Recommendation done wrong
So I open Goodreads, navigate to the book I’ve read recently, and I look for “Similar Books” section. What I find there are typical collaborative-filtering1 based ranking, that lists books which were also “liked” by people who “liked” that initial book. I put “liked” in quotes, because reducing enjoyment of a book (or any media, really) to a single value simplifies the problem so much, that it’s difficult to describe what does the “liking” even mean. I’ll get to that later. So the books list contains items that are connected to each other only by the fact that somebody “liked” them both. Most likely the recommendation method ignores metadata and the content of the books altogether. This is not good at all. What’s worse, the same recommender system can be used in two ways: to recommend books to match individual tastes (personalized recommendations), and to recommend books “similar” to each other. The typical issues with this approach are well-known already:
- Introducing new books (without any ratings) defeats the method completely
- The semantics of books ratings are unclear, yet the ratings play a major role in the recommendation process.
- The method ignores both the metadata of people and books
Cold Start Problem
The first issue is usually referred to as the cold start problem. It basically means that if there’s no interaction data (no humans rating books), we can’t recommend anything meaningful. This problem is twofold and has the following consequences:
- Users who signed up recently must rate some books first, in order to receive recommendations.
- Newly added (published) books, that were not rated yet, won’t be recommended to anyone.
The first consequence is reasonable and not surprising. We don’t know anything about newcomers, so they must state their taste first. This is most likely a common thing for all recommender systems. The second consequence is more problematic though, because we usually know at least something about new books. We know the author, their previous works (if available), publisher-provided description of a book, and other metadata. That’s something we could and should leverage from the beginning, without waiting for people to finally rate the book. There’s also another, hidden problem with low data scenarios. Looking at Goodread’s case, if we navigate to the similar books of a newly published work, most likely we’ll receive useless, sometimes surprising and unexpected recommendations. That’s a thing not many people are aware of when starting with recommender systems, but it happens and when it does, it hits hard.
Readers’ feedback
Coming back to the definition of rating of a book: what is it exactly? What does a person mean when they say they “like” a book? Do they enjoy the plot? The characters? The style of writing? And what matters the most: do these factors mean that somebody else would enjoy the same book? It goes without saying that simplifying those factors into single value, that would then be simplified even further, during a collaborative filtering process2, is a huge simplification. It’s correct sometimes, and for such a simple method it seems to kinda work, so many people use it when building recommender systems.
Hybrid methods
The methods I described most likely don’t incorporate any additional metadata of both the users and the books in the database. A next step would be to add other data to build a hybrid recommender system. This way we could mitigate the problems arising from the lack of rating data.
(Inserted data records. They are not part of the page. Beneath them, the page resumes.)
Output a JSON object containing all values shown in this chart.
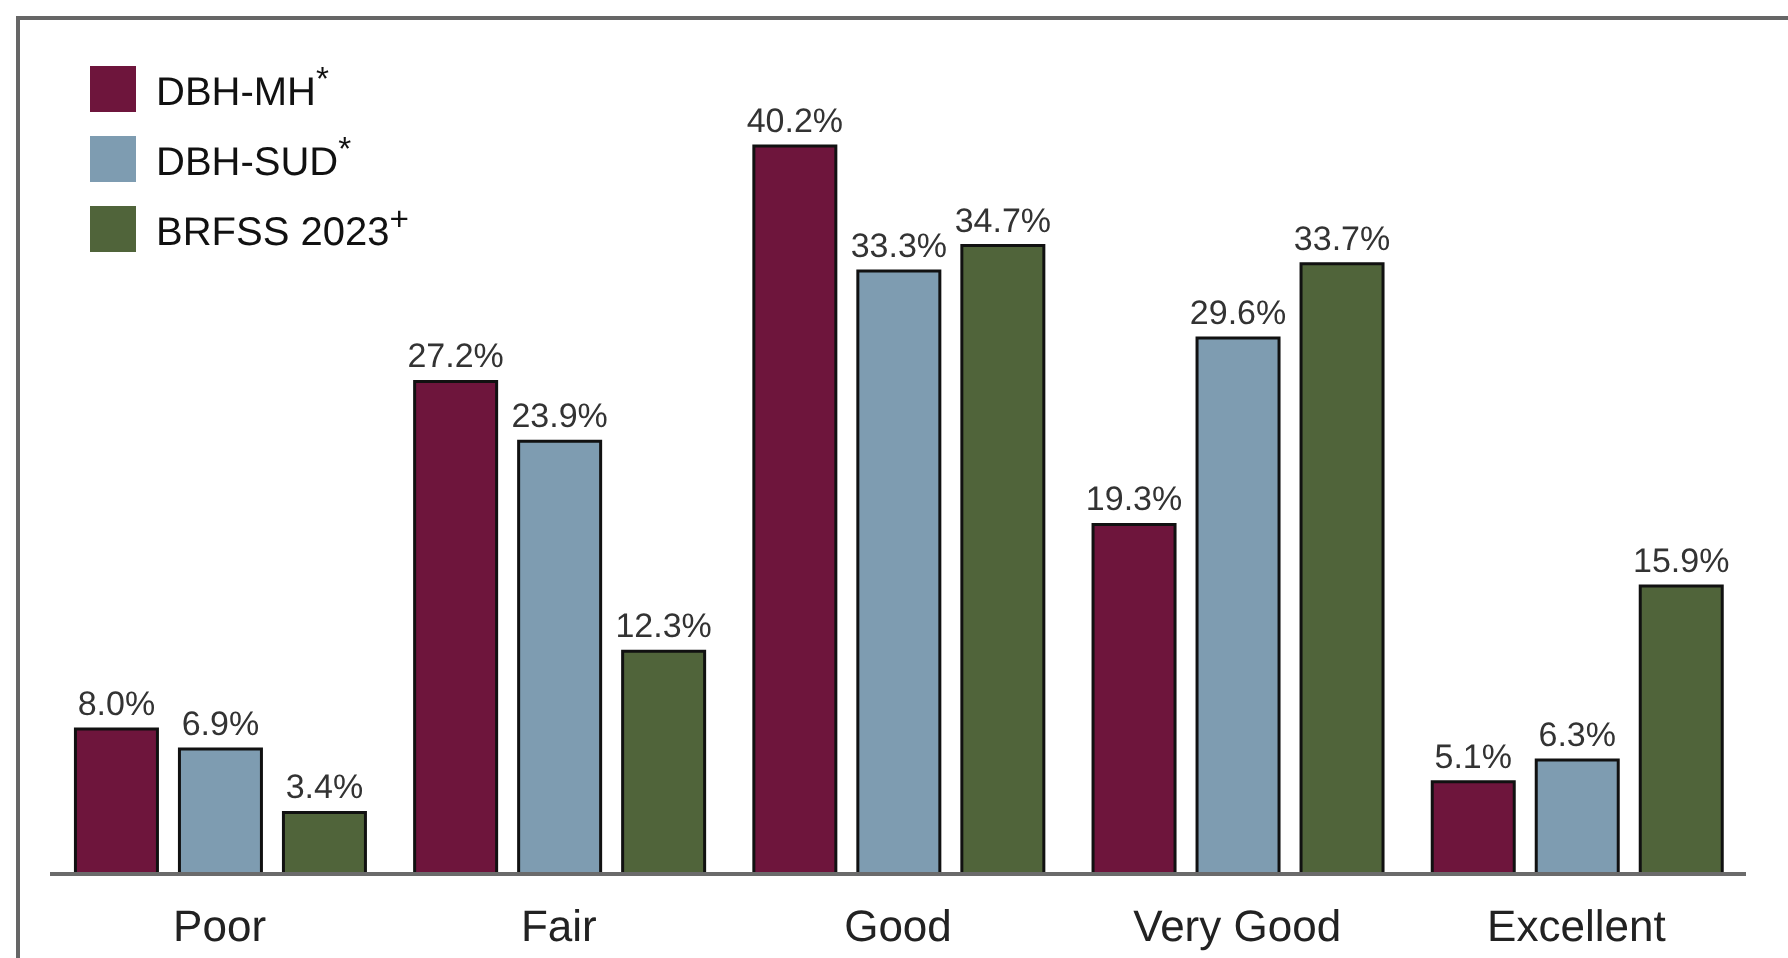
{
  "chart_data": {
    "type": "bar",
    "categories": [
      "Poor",
      "Fair",
      "Good",
      "Very Good",
      "Excellent"
    ],
    "series": [
      {
        "name": "DBH-MH$^{*}$",
        "color": "#6e153c",
        "values": [
          8.0,
          27.2,
          40.2,
          19.3,
          5.1
        ],
        "value_labels": [
          "8.0%",
          "27.2%",
          "40.2%",
          "19.3%",
          "5.1%"
        ]
      },
      {
        "name": "DBH-SUD$^{*}$",
        "color": "#7e9cb1",
        "values": [
          6.9,
          23.9,
          33.3,
          29.6,
          6.3
        ],
        "value_labels": [
          "6.9%",
          "23.9%",
          "33.3%",
          "29.6%",
          "6.3%"
        ]
      },
      {
        "name": "BRFSS 2023$^{+}$",
        "color": "#50643a",
        "values": [
          3.4,
          12.3,
          34.7,
          33.7,
          15.9
        ],
        "value_labels": [
          "3.4%",
          "12.3%",
          "34.7%",
          "33.7%",
          "15.9%"
        ]
      }
    ],
    "legend": "top left"
  }
}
What the problem really is
I dare to say that people usually rate books based on the overall impression the book made on them. And so, where does this impact of books on some people come from, and why don’t the same books work on everyone? For me the problem is cursed by the dimensionality. The function of impression is of so many variables, that we cannot really grasp it. Maybe someday we can frame that problem in some way that would take the burden of complexity off us (that’s what Machine Learning proves useful for, right?). Given the current state of the art, I think we cannot really understand what the problem really is, and our solutions only approximate and simplify it by introducing often incorrect and harmful assumptions.
Next steps
Some time ago (before transformers happened) I thought that if we were able to make a machine read and comprehend a book, we could build a recommender system that could suggest books based on their content. Now I doubt that this is the final solution and to build a truly superhuman recommender system we would need to somehow grasp the complexity of the problem or find a solution that would handle the complexity for us. When would that happen, or which way should we look for it? I have no idea.